In 2013, Bolt Creative released Pocket God: Ooga Jump, a platformer for iOS.

== Reception ==

Pocket God has received positive reviews. iTunes App Reviews gave the game 5 out of 5 stars. AppStruck gave the game 5 out of 5 stars referring to the game as "endlessly amusing and is an easy way to completely lose track of time". iPhone App Reviews gave the updated version of the game 4.8 out of 5 having given the original version 3.92 out of 5. Appvee gave the game 4 out of 5 after episode 11 was released, having originally given the game 1.8 out of 5.

=== Controversy ===

The game was subject to controversy when Pacific Islanders and anthropologists protested to Apple, claiming that the game was racist. The game's creators defended the game, saying "it depicts no specific race or nationality." Pocket God programmer Dave Castelnuovo got in touch with one of the original complainants and proposed compromises: The islanders would be called Oogs instead of Pygmies, and the Moai statue would be replaced with a statue of an Octopus God. On May 27, 2009, Castelnuovo announced that the characters would no longer be called Oogs, claiming that 'Pygmies' was a more suitable name, and that the original name did not actually cause any friction with Pacific Islanders.

== Collaborations ==

The addition of Doodler to Pocket God resulted in a new version of Doodle Jump being released on May 22, 2009, which allowed users to play as a Pygmy from Pocket God. To unlock the Pygmy, players must change the high score name to one of the characters from Pocket God: Ooga, Booga, Nooby, Dooby, Klik or Klak.
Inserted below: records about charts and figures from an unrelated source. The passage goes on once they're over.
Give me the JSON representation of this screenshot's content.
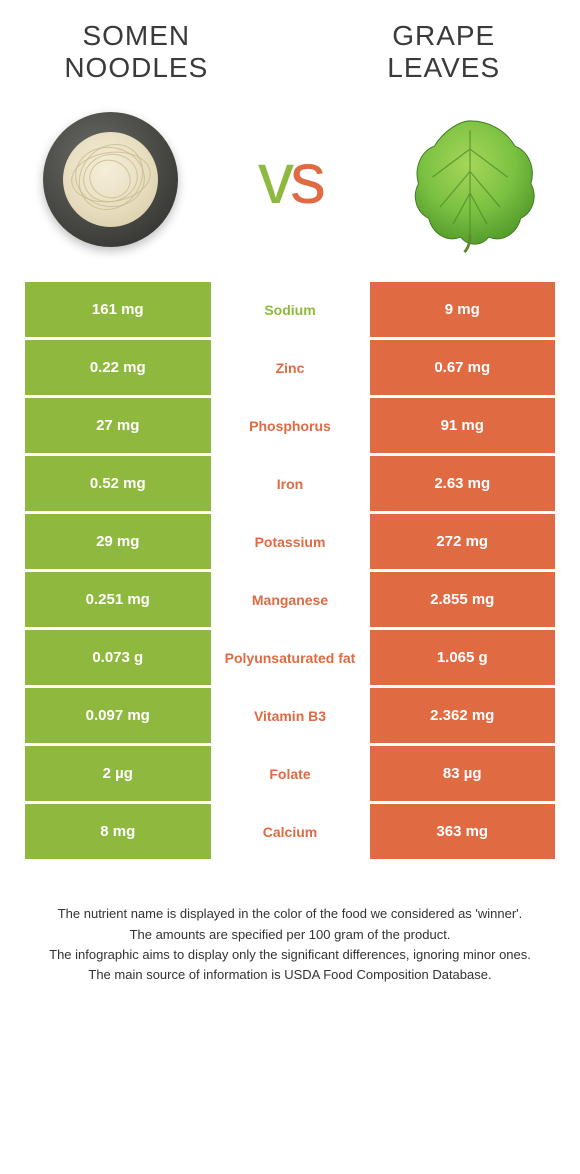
{
  "left_title": "Somen noodles",
  "right_title": "Grape leaves",
  "vs_v": "v",
  "vs_s": "s",
  "colors": {
    "left": "#8fb93e",
    "right": "#e06a42",
    "text": "#333333",
    "bg": "#ffffff"
  },
  "font_sizes": {
    "title": 28,
    "vs": 72,
    "cell": 15,
    "nutrient": 14,
    "footnote": 13
  },
  "rows": [
    {
      "left": "161 mg",
      "label": "Sodium",
      "right": "9 mg",
      "winner": "left"
    },
    {
      "left": "0.22 mg",
      "label": "Zinc",
      "right": "0.67 mg",
      "winner": "right"
    },
    {
      "left": "27 mg",
      "label": "Phosphorus",
      "right": "91 mg",
      "winner": "right"
    },
    {
      "left": "0.52 mg",
      "label": "Iron",
      "right": "2.63 mg",
      "winner": "right"
    },
    {
      "left": "29 mg",
      "label": "Potassium",
      "right": "272 mg",
      "winner": "right"
    },
    {
      "left": "0.251 mg",
      "label": "Manganese",
      "right": "2.855 mg",
      "winner": "right"
    },
    {
      "left": "0.073 g",
      "label": "Polyunsaturated fat",
      "right": "1.065 g",
      "winner": "right"
    },
    {
      "left": "0.097 mg",
      "label": "Vitamin B3",
      "right": "2.362 mg",
      "winner": "right"
    },
    {
      "left": "2 µg",
      "label": "Folate",
      "right": "83 µg",
      "winner": "right"
    },
    {
      "left": "8 mg",
      "label": "Calcium",
      "right": "363 mg",
      "winner": "right"
    }
  ],
  "footnotes": [
    "The nutrient name is displayed in the color of the food we considered as 'winner'.",
    "The amounts are specified per 100 gram of the product.",
    "The infographic aims to display only the significant differences, ignoring minor ones.",
    "The main source of information is USDA Food Composition Database."
  ]
}
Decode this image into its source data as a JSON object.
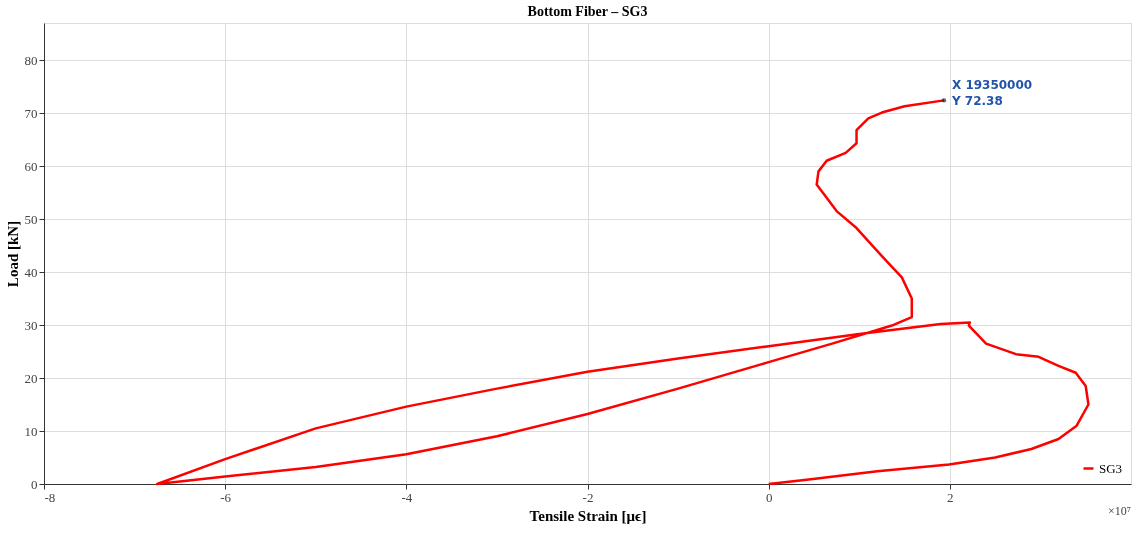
{
  "chart_data": {
    "type": "line",
    "title": "Bottom Fiber – SG3",
    "xlabel": "Tensile Strain  [μϵ]",
    "ylabel": "Load [kN]",
    "xlim": [
      -8,
      4
    ],
    "ylim": [
      0,
      87
    ],
    "xticks": [
      -8,
      -6,
      -4,
      -2,
      0,
      2
    ],
    "yticks": [
      0,
      10,
      20,
      30,
      40,
      50,
      60,
      70,
      80
    ],
    "grid": true,
    "legend": "bottom right",
    "line_style": "solid",
    "marker": "none",
    "series": [
      {
        "name": "SG3",
        "color": "#ff0000",
        "x": [
          0,
          0.42,
          1.2,
          1.99,
          2.5,
          2.9,
          3.2,
          3.4,
          3.53,
          3.5,
          3.39,
          3.2,
          2.98,
          2.73,
          2.4,
          2.21,
          2.22,
          1.9,
          1.0,
          0,
          -1.0,
          -2.0,
          -3.0,
          -4.0,
          -5.0,
          -6.0,
          -6.75,
          -6.0,
          -5.0,
          -4.0,
          -3.0,
          -2.0,
          -1.0,
          0,
          0.7,
          1.36,
          1.58,
          1.58,
          1.47,
          1.25,
          0.97,
          0.75,
          0.53,
          0.55,
          0.64,
          0.85,
          0.97,
          0.97,
          1.1,
          1.25,
          1.5,
          1.935
        ],
        "values": [
          0,
          0.8,
          2.4,
          3.7,
          5,
          6.6,
          8.5,
          11,
          15,
          18.5,
          21,
          22.3,
          24,
          24.5,
          26.5,
          29.9,
          30.5,
          30.2,
          28.3,
          26,
          23.7,
          21.2,
          18,
          14.6,
          10.5,
          4.7,
          0,
          1.4,
          3.2,
          5.6,
          9,
          13.2,
          18,
          23,
          26.5,
          29.9,
          31.5,
          35,
          39,
          43,
          48.3,
          51.5,
          56.5,
          59,
          61,
          62.5,
          64.3,
          66.8,
          69,
          70.1,
          71.3,
          72.4
        ]
      }
    ],
    "annotations": [
      "×10⁷",
      {
        "text": "X 19350000\nY 72.38",
        "x": 1.935,
        "y": 72.4
      }
    ]
  }
}
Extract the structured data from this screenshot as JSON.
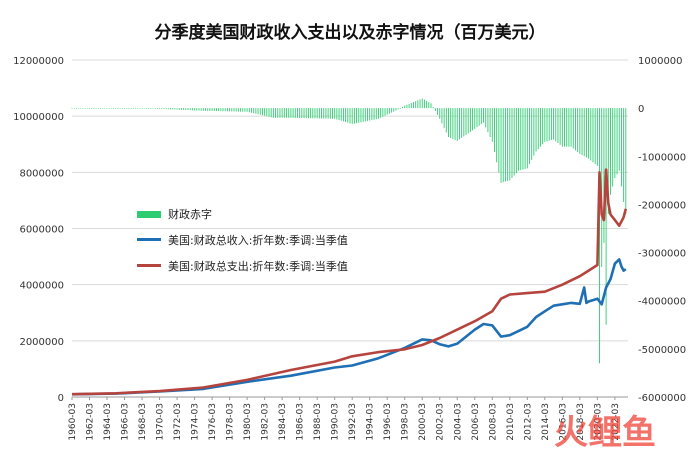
{
  "chart_data": {
    "type": "bar+line",
    "title": "分季度美国财政收入支出以及赤字情况（百万美元）",
    "x_tick_labels": [
      "1960-03",
      "1962-03",
      "1964-03",
      "1966-03",
      "1968-03",
      "1970-03",
      "1972-03",
      "1974-03",
      "1976-03",
      "1978-03",
      "1980-03",
      "1982-03",
      "1984-03",
      "1986-03",
      "1988-03",
      "1990-03",
      "1992-03",
      "1994-03",
      "1996-03",
      "1998-03",
      "2000-03",
      "2002-03",
      "2004-03",
      "2006-03",
      "2008-03",
      "2010-03",
      "2012-03",
      "2014-03",
      "2016-03",
      "2018-03",
      "2020-03",
      "2022-03"
    ],
    "y_left": {
      "min": 0,
      "max": 12000000,
      "ticks": [
        "0",
        "2000000",
        "4000000",
        "6000000",
        "8000000",
        "10000000",
        "12000000"
      ]
    },
    "y_right": {
      "min": -6000000,
      "max": 1000000,
      "ticks": [
        "-6000000",
        "-5000000",
        "-4000000",
        "-3000000",
        "-2000000",
        "-1000000",
        "0",
        "1000000"
      ]
    },
    "legend": [
      "财政赤字",
      "美国:财政总收入:折年数:季调:当季值",
      "美国:财政总支出:折年数:季调:当季值"
    ],
    "colors": {
      "deficit": "#2ecc71",
      "receipts": "#1f6fb4",
      "outlays": "#b5443f"
    },
    "series": [
      {
        "name": "美国:财政总收入:折年数:季调:当季值",
        "axis": "left",
        "points": [
          [
            1960.0,
            95000
          ],
          [
            1965.0,
            120000
          ],
          [
            1970.0,
            195000
          ],
          [
            1975.0,
            290000
          ],
          [
            1980.0,
            540000
          ],
          [
            1985.0,
            760000
          ],
          [
            1990.0,
            1050000
          ],
          [
            1992.0,
            1120000
          ],
          [
            1995.0,
            1380000
          ],
          [
            1998.0,
            1750000
          ],
          [
            2000.0,
            2050000
          ],
          [
            2001.0,
            2020000
          ],
          [
            2002.0,
            1880000
          ],
          [
            2003.0,
            1800000
          ],
          [
            2004.0,
            1900000
          ],
          [
            2006.0,
            2400000
          ],
          [
            2007.0,
            2600000
          ],
          [
            2008.0,
            2550000
          ],
          [
            2009.0,
            2150000
          ],
          [
            2010.0,
            2200000
          ],
          [
            2012.0,
            2500000
          ],
          [
            2013.0,
            2850000
          ],
          [
            2014.0,
            3050000
          ],
          [
            2015.0,
            3250000
          ],
          [
            2016.0,
            3300000
          ],
          [
            2017.0,
            3350000
          ],
          [
            2018.0,
            3320000
          ],
          [
            2018.5,
            3900000
          ],
          [
            2018.75,
            3350000
          ],
          [
            2019.0,
            3400000
          ],
          [
            2019.5,
            3450000
          ],
          [
            2020.0,
            3500000
          ],
          [
            2020.5,
            3300000
          ],
          [
            2021.0,
            3900000
          ],
          [
            2021.5,
            4200000
          ],
          [
            2022.0,
            4750000
          ],
          [
            2022.5,
            4900000
          ],
          [
            2022.75,
            4650000
          ],
          [
            2023.0,
            4500000
          ],
          [
            2023.25,
            4550000
          ]
        ]
      },
      {
        "name": "美国:财政总支出:折年数:季调:当季值",
        "axis": "left",
        "points": [
          [
            1960.0,
            98000
          ],
          [
            1965.0,
            130000
          ],
          [
            1970.0,
            210000
          ],
          [
            1975.0,
            340000
          ],
          [
            1980.0,
            610000
          ],
          [
            1985.0,
            960000
          ],
          [
            1990.0,
            1260000
          ],
          [
            1992.0,
            1450000
          ],
          [
            1995.0,
            1600000
          ],
          [
            1998.0,
            1700000
          ],
          [
            2000.0,
            1850000
          ],
          [
            2002.0,
            2100000
          ],
          [
            2004.0,
            2400000
          ],
          [
            2006.0,
            2700000
          ],
          [
            2008.0,
            3050000
          ],
          [
            2009.0,
            3500000
          ],
          [
            2010.0,
            3650000
          ],
          [
            2012.0,
            3700000
          ],
          [
            2014.0,
            3750000
          ],
          [
            2016.0,
            4000000
          ],
          [
            2018.0,
            4300000
          ],
          [
            2019.0,
            4500000
          ],
          [
            2020.0,
            4700000
          ],
          [
            2020.25,
            8000000
          ],
          [
            2020.5,
            6500000
          ],
          [
            2020.75,
            6300000
          ],
          [
            2021.0,
            8100000
          ],
          [
            2021.25,
            6900000
          ],
          [
            2021.5,
            6500000
          ],
          [
            2022.0,
            6300000
          ],
          [
            2022.5,
            6100000
          ],
          [
            2023.0,
            6400000
          ],
          [
            2023.25,
            6700000
          ]
        ]
      },
      {
        "name": "财政赤字",
        "axis": "right",
        "points": [
          [
            1960.0,
            5000
          ],
          [
            1965.0,
            -5000
          ],
          [
            1970.0,
            -15000
          ],
          [
            1975.0,
            -55000
          ],
          [
            1980.0,
            -75000
          ],
          [
            1983.0,
            -200000
          ],
          [
            1985.0,
            -200000
          ],
          [
            1990.0,
            -220000
          ],
          [
            1992.0,
            -330000
          ],
          [
            1995.0,
            -220000
          ],
          [
            1997.0,
            -50000
          ],
          [
            1998.0,
            50000
          ],
          [
            2000.0,
            200000
          ],
          [
            2001.0,
            100000
          ],
          [
            2002.0,
            -220000
          ],
          [
            2003.0,
            -600000
          ],
          [
            2004.0,
            -680000
          ],
          [
            2006.0,
            -430000
          ],
          [
            2007.0,
            -300000
          ],
          [
            2008.0,
            -700000
          ],
          [
            2009.0,
            -1550000
          ],
          [
            2010.0,
            -1500000
          ],
          [
            2011.0,
            -1300000
          ],
          [
            2012.0,
            -1250000
          ],
          [
            2013.0,
            -900000
          ],
          [
            2014.0,
            -700000
          ],
          [
            2015.0,
            -650000
          ],
          [
            2016.0,
            -800000
          ],
          [
            2017.0,
            -800000
          ],
          [
            2018.0,
            -950000
          ],
          [
            2019.0,
            -1050000
          ],
          [
            2020.0,
            -1200000
          ],
          [
            2020.25,
            -5300000
          ],
          [
            2020.5,
            -3300000
          ],
          [
            2020.75,
            -2800000
          ],
          [
            2021.0,
            -4500000
          ],
          [
            2021.25,
            -2200000
          ],
          [
            2021.5,
            -1800000
          ],
          [
            2022.0,
            -1450000
          ],
          [
            2022.5,
            -1300000
          ],
          [
            2023.0,
            -1950000
          ],
          [
            2023.25,
            -2200000
          ]
        ]
      }
    ]
  },
  "watermark": "火鲤鱼"
}
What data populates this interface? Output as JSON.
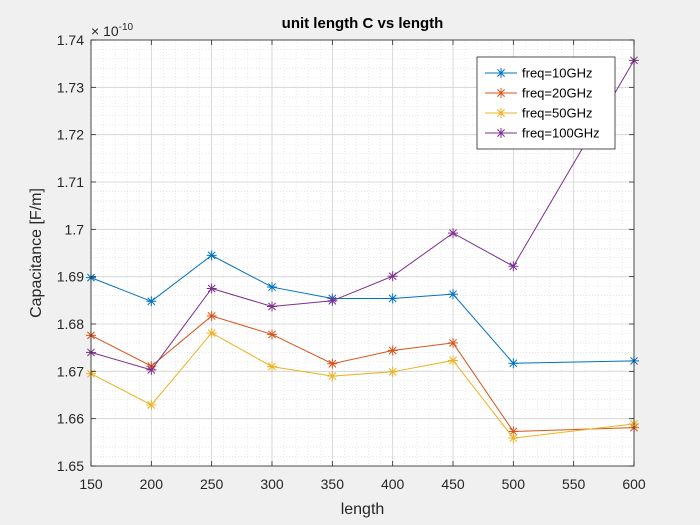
{
  "chart_data": {
    "type": "line",
    "title": "unit length C vs length",
    "xlabel": "length",
    "ylabel": "Capacitance [F/m]",
    "y_exponent_base": "× 10",
    "y_exponent_power": "-10",
    "xlim": [
      150,
      600
    ],
    "ylim": [
      1.65,
      1.74
    ],
    "x_ticks": [
      150,
      200,
      250,
      300,
      350,
      400,
      450,
      500,
      550,
      600
    ],
    "y_ticks": [
      1.65,
      1.66,
      1.67,
      1.68,
      1.69,
      1.7,
      1.71,
      1.72,
      1.73,
      1.74
    ],
    "x_tick_labels": [
      "150",
      "200",
      "250",
      "300",
      "350",
      "400",
      "450",
      "500",
      "550",
      "600"
    ],
    "y_tick_labels": [
      "1.65",
      "1.66",
      "1.67",
      "1.68",
      "1.69",
      "1.7",
      "1.71",
      "1.72",
      "1.73",
      "1.74"
    ],
    "grid": true,
    "minor_grid": true,
    "marker": "asterisk",
    "legend_position": "top-right",
    "x": [
      150,
      200,
      250,
      300,
      350,
      400,
      450,
      500,
      600
    ],
    "series": [
      {
        "name": "freq=10GHz",
        "color": "#0072BD",
        "values": [
          1.6898,
          1.6848,
          1.6945,
          1.6878,
          1.6854,
          1.6854,
          1.6863,
          1.6717,
          1.6722
        ]
      },
      {
        "name": "freq=20GHz",
        "color": "#D95319",
        "values": [
          1.6776,
          1.6711,
          1.6817,
          1.6778,
          1.6716,
          1.6744,
          1.676,
          1.6573,
          1.6581
        ]
      },
      {
        "name": "freq=50GHz",
        "color": "#EDB120",
        "values": [
          1.6695,
          1.6629,
          1.6781,
          1.671,
          1.669,
          1.6699,
          1.6723,
          1.6559,
          1.6589
        ]
      },
      {
        "name": "freq=100GHz",
        "color": "#7E2F8E",
        "values": [
          1.674,
          1.6703,
          1.6875,
          1.6837,
          1.6849,
          1.6901,
          1.6992,
          1.6922,
          1.7357
        ]
      }
    ]
  }
}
The second crossover was with Harbor Master on August 8, 2009, where Pygmies replaced the normal boats in the path drawing game.

The final cross promotion saw a new test added to "Moron Test" with a Pocket God theme to it, which characters from the Moron Test were featured on a new island and minigame within the Pocket God universe.

The Creeps released an update with characters based Pygmies.

Trenches added to their "Zombie Horde" mode by allowing Zombie Pygmies to replace the Zombie Germans as the antagonists within the game.

Announced in 2015 was the spin-off game Pocket God vs Desert Ashes.